Members of the Living Waters evangelical ministry, based out of California, are distributing the book. The hitch? The book comes complete with a new 54-page introduction, which attempts to call Darwin’s theories into doubt through baseless arguments and personal attacks, while trying to make the case that intelligent design and creationism are theories that deserve equal consideration next to evolution, an idea that Hare thoroughly rejects.
“I wouldn’t give creationism the appellation of a theory,” says Hare. “Theories are based on evidence and have been subjected to criticism over and over. Creationism isn’t a theory — it’s a notion based on faith.”
Advocates of creationism have attempted in recent years to gain prominence in the eyes of the public by presenting their ideas as scientifically supported facts, even going as far as to offer to debate prominent scientists, such as Richard Dawkins, on the merits of creationism as a scientific theory. Dawkins refused the offer.
In a post on his website, Richar-ddawkins.net, entitled “why I won’t debate creationists,” Dawkins explains why a creationist would be willing to stand toe to toe with a respected scientist.
“The point is not [ . . . ] whether or not you would ‘win’ the debate; winning is not what the creationists aspire to.” Dawkins goes on in the article to explain that the debate is merely a way for the creationists to gain publicity and to seed doubt in the minds of the general public, who might think that a prominent scientist willing to spend their time debating creationism lends merit to the creationist argument.
The reasoning behind Dawkins anti-debating policy, which he admits was inspired by advice from his friend, Stephen Jay Gould, might sound overly cautious at first, but a survey of the Living Waters ministry website reveals several articles and videos outlining similar debates. There is no mention of who won or lost, just that the debate happened, lending credence to Dawkins and Gould’s position — that these people are looking for credibility, not necessarily victory.
When asked about his feelings on whether it is productive to engage creationists directly, Hare agreed that it probably wasn’t, and went further, saying that adopting a “confrontation approach only serves to polarize people further [ . . . since] the whole creationist debate is taken [in] faith.”

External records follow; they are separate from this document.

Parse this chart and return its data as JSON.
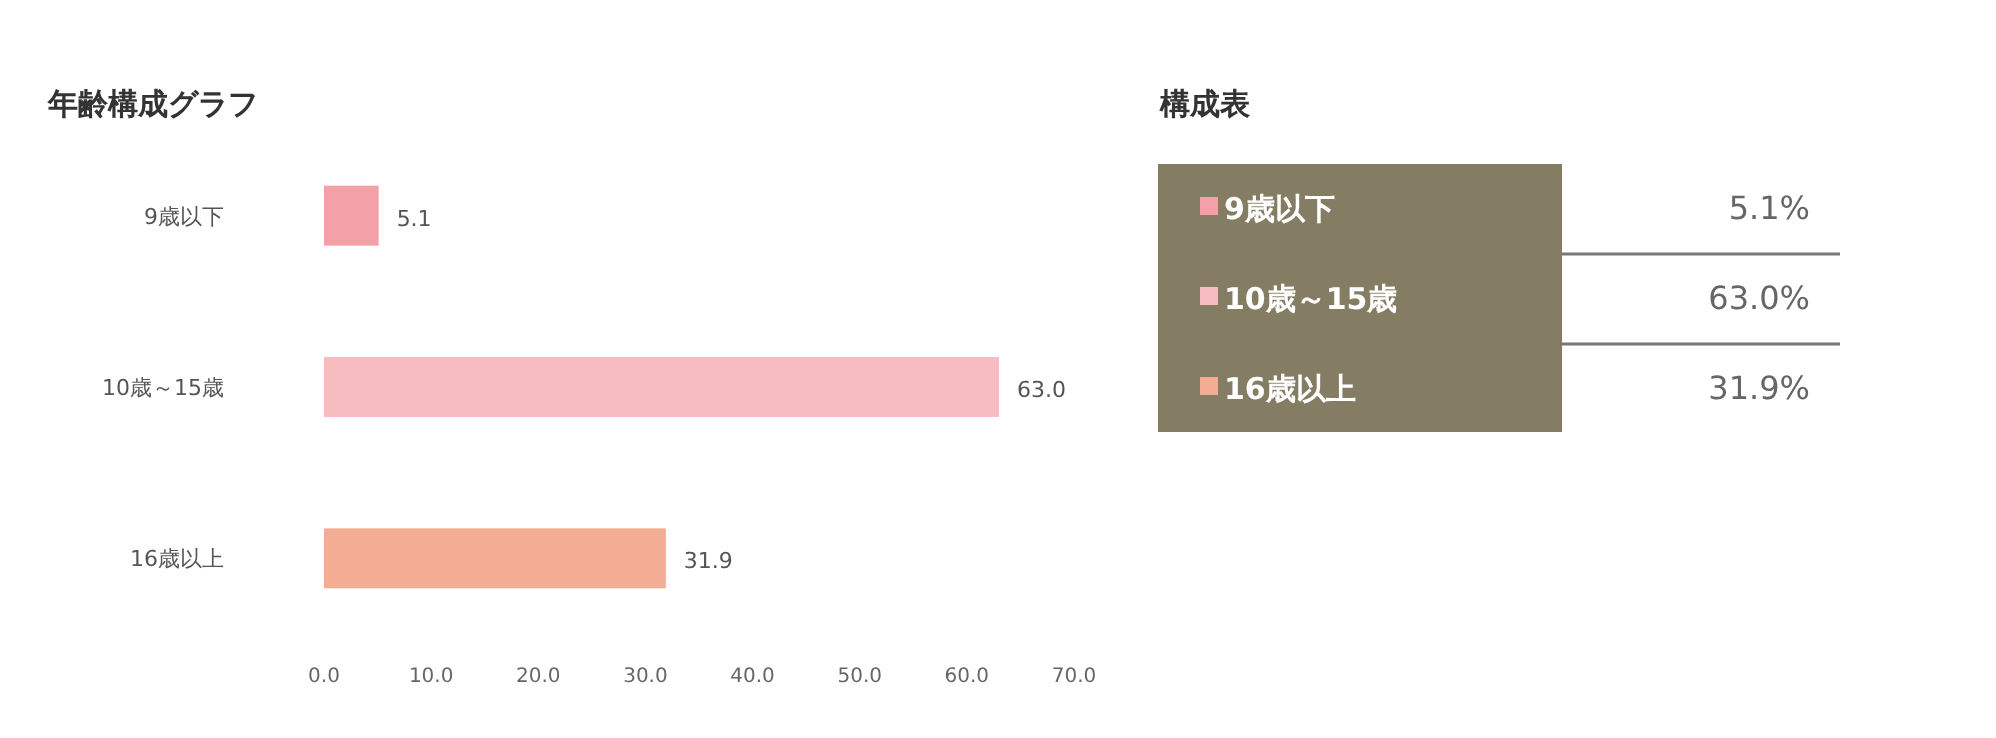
{
  "chart_data": [
    {
      "type": "bar",
      "orientation": "horizontal",
      "title": "年齢構成グラフ",
      "categories": [
        "9歳以下",
        "10歳～15歳",
        "16歳以上"
      ],
      "values": [
        5.1,
        63.0,
        31.9
      ],
      "colors": [
        "#f4a0a8",
        "#f6bcc0",
        "#f2ad94"
      ],
      "value_labels": [
        "5.1",
        "63.0",
        "31.9"
      ],
      "xlim": [
        0,
        70
      ],
      "xticks": [
        {
          "value": 0,
          "label": "0.0"
        },
        {
          "value": 10,
          "label": "10.0"
        },
        {
          "value": 20,
          "label": "20.0"
        },
        {
          "value": 30,
          "label": "30.0"
        },
        {
          "value": 40,
          "label": "40.0"
        },
        {
          "value": 50,
          "label": "50.0"
        },
        {
          "value": 60,
          "label": "60.0"
        },
        {
          "value": 70,
          "label": "70.0"
        }
      ],
      "grid": false
    },
    {
      "type": "other",
      "title": "構成表",
      "categories": [
        "9歳以下",
        "10歳～15歳",
        "16歳以上"
      ],
      "value_labels": [
        "5.1%",
        "63.0%",
        "31.9%"
      ],
      "colors": [
        "#f4a0a8",
        "#f6bcc0",
        "#f2ad94"
      ],
      "color": "#857c64"
    }
  ]
}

However Hare was also adamant that there really is no threat to the theory of evolution from these creationists, since “evolution is a fact,” regardless of what gets written in a version of On the Origin of Species.
“[Darwin’s book is] a crowning achievement of someone putting the pieces together,” says Hare. “Darwin is a model of the scientific method at work, in terms of amassing evidence [and] pointing out where there are deficiencies in the theory.” By pointing out where the theory of evolution — or “descent with modification” as Darwin phrased it — didn’t quite work, such as with the non-reproducing castes of some insects, he was not only providing others with avenues for productive research, but admitting to his own uncertainty, something Hare feels all good scientists should do.
“It is very difficult to separate the charlatans from those that have a true understanding [of science,] but [any good scientists] will provide evidence that not only supports an argument but also demonstrates the gaps and inconsistencies.”
The “gaps and inconsistencies” have been part of the focus of anti-evolution groups over the years, functioning as rallying points against Darwin’s theories, but Hare is confident that if you take the time to read On the Origin of Species, you will have no choice but to conclude that it is indeed an “incredibly well laid out [book] that musters an incredible amount of evidence in support of evolution,” regardless of what introduction you put before it.